After successful trials the new type was ordered immediately. 37 new planes were ordered from Grumman, and another 108 were converted from OV-1Bs and OV-1Cs. All new OV-1Ds received more powerful Lycoming 1-53-701 engines. The 37 new aircraft were delivered during December 1970, and the 108 others were converted to the new standard by 1980.
First operational experience quickly proved that upgrading had been the correct decision. Conversion from SLAR to IR configuration could be accomplished in less than a hour, and the OV-1D could be ready for a new mission very quickly. Combat experience in the Viet Nam War led to improvement in many defense systems. At the same time a new all-surface reflective grey paint scheme was successfully tested. This new paint reduced visibility and IR reflection. Soon all OV-1Ds received the grey paint scheme.
The first real combat use of the OV-1D, like for the other OV-1 versions, was in Viet Nam. The OV-1D was also delivered to the US Army Group in West Germany during the latter days of the Cold War, and to South Korea, where the USAAF had a very large force stationed.
France and Germany planned to purchase the OV-1D but these plans were later cancelled. The only OV-1Ds to be exported were two OV-1Ds delivered to Israel, where they were used to support the monitoring of the Yom-Kippur War ceasefire, but in 1984 both OV-1Ds were returned to the USA. Argentina also planned to purchase twenty OV-1Ds, but economic crisis in the country forced cancellation of the contract.
The last combat use for the OV-1D was during the Desert Storm operation against Iraq in 1991. As usual, they were used for reconnaissance. The Iraqi AA system had been quickly destroyed and the OV-1D suffered no losses.
Like the OV-1B and OV-1C, the OV-1D was also used in non-military operation. The Custom Service, the Department of the Interior, and the Geological Survey used the type extensively.
Some OV-1Ds were converted into the RV-1D during the ELINT (electronic intelligence) program. And after the introduction of the GPS system in the mid- 1980s, all OV-1Ds were re-equipped with GPS.

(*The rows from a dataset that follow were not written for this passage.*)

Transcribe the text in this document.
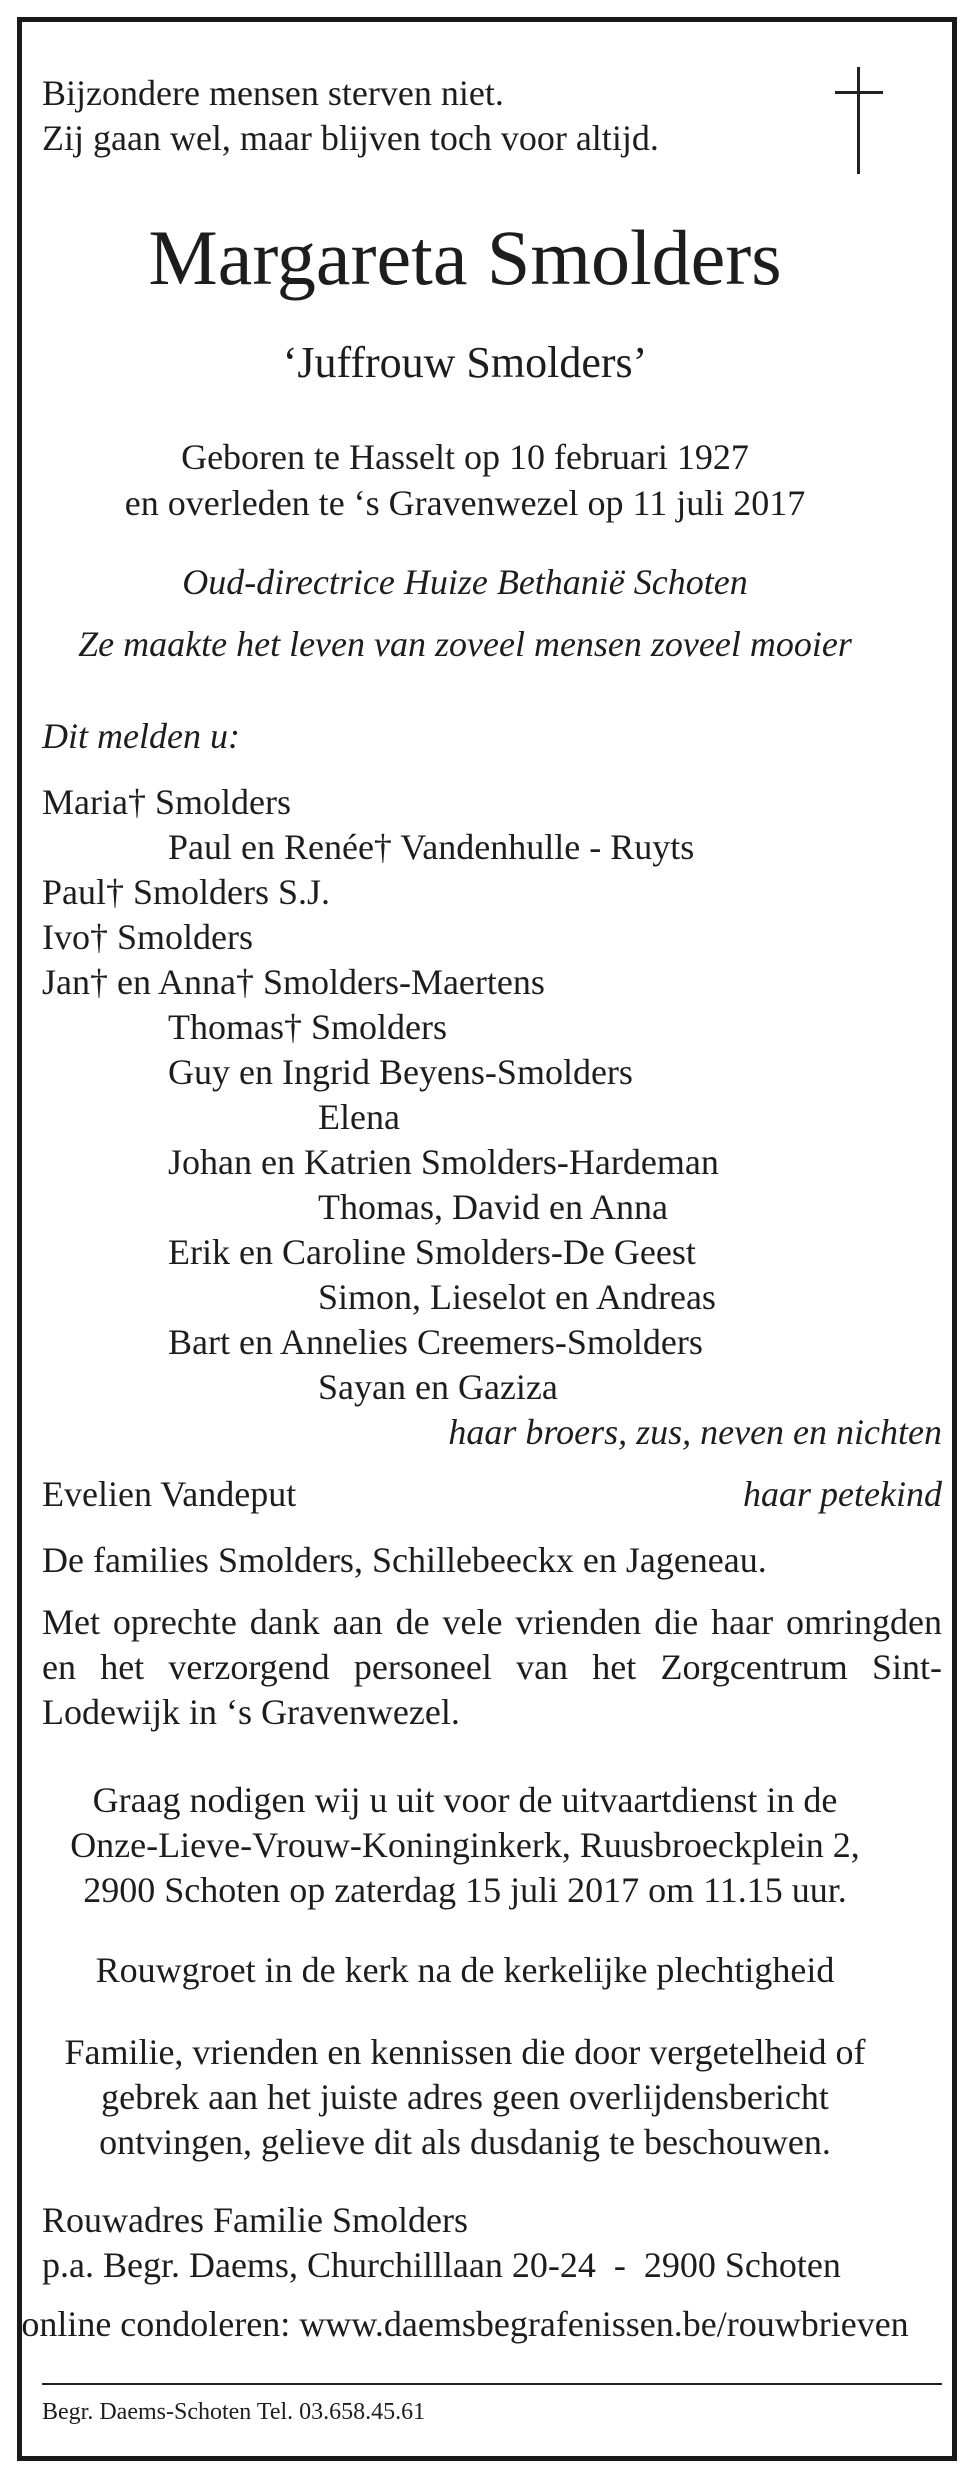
Bijzondere mensen sterven niet.
Zij gaan wel, maar blijven toch voor altijd.
Margareta Smolders
‘Juffrouw Smolders’
Geboren te Hasselt op 10 februari 1927
en overleden te ‘s Gravenwezel op 11 juli 2017
Oud-directrice Huize Bethanië Schoten
Ze maakte het leven van zoveel mensen zoveel mooier
Dit melden u:
Maria† Smolders
Paul en Renée† Vandenhulle - Ruyts
Paul† Smolders S.J.
Ivo† Smolders
Jan† en Anna† Smolders-Maertens
Thomas† Smolders
Guy en Ingrid Beyens-Smolders
Elena
Johan en Katrien Smolders-Hardeman
Thomas, David en Anna
Erik en Caroline Smolders-De Geest
Simon, Lieselot en Andreas
Bart en Annelies Creemers-Smolders
Sayan en Gaziza
haar broers, zus, neven en nichten
Evelien Vandeput	haar petekind
De families Smolders, Schillebeeckx en Jageneau.
Met oprechte dank aan de vele vrienden die haar omringden en het verzorgend personeel van het Zorgcentrum Sint-Lodewijk in ‘s Gravenwezel.
Graag nodigen wij u uit voor de uitvaartdienst in de
Onze-Lieve-Vrouw-Koninginkerk, Ruusbroeckplein 2,
2900 Schoten op zaterdag 15 juli 2017 om 11.15 uur.
Rouwgroet in de kerk na de kerkelijke plechtigheid
Familie, vrienden en kennissen die door vergetelheid of
gebrek aan het juiste adres geen overlijdensbericht
ontvingen, gelieve dit als dusdanig te beschouwen.
Rouwadres Familie Smolders
p.a. Begr. Daems, Churchilllaan 20-24  -  2900 Schoten
online condoleren: www.daemsbegrafenissen.be/rouwbrieven
Begr. Daems-Schoten Tel. 03.658.45.61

In the mid-1990s the Mohawk was declared obsolete and withdrawn from military service. The majority were destroyed, while some were transferred to the Davis Monathan Aircraft cemetery. But some OV-1Ds were lucky and passed into the hands of this machine's many enthusiasts. Now they form 'OV-1 Associations' and every year they give demonstration flights of this unusual looking machine, whose service is still going strong after more than 30 years.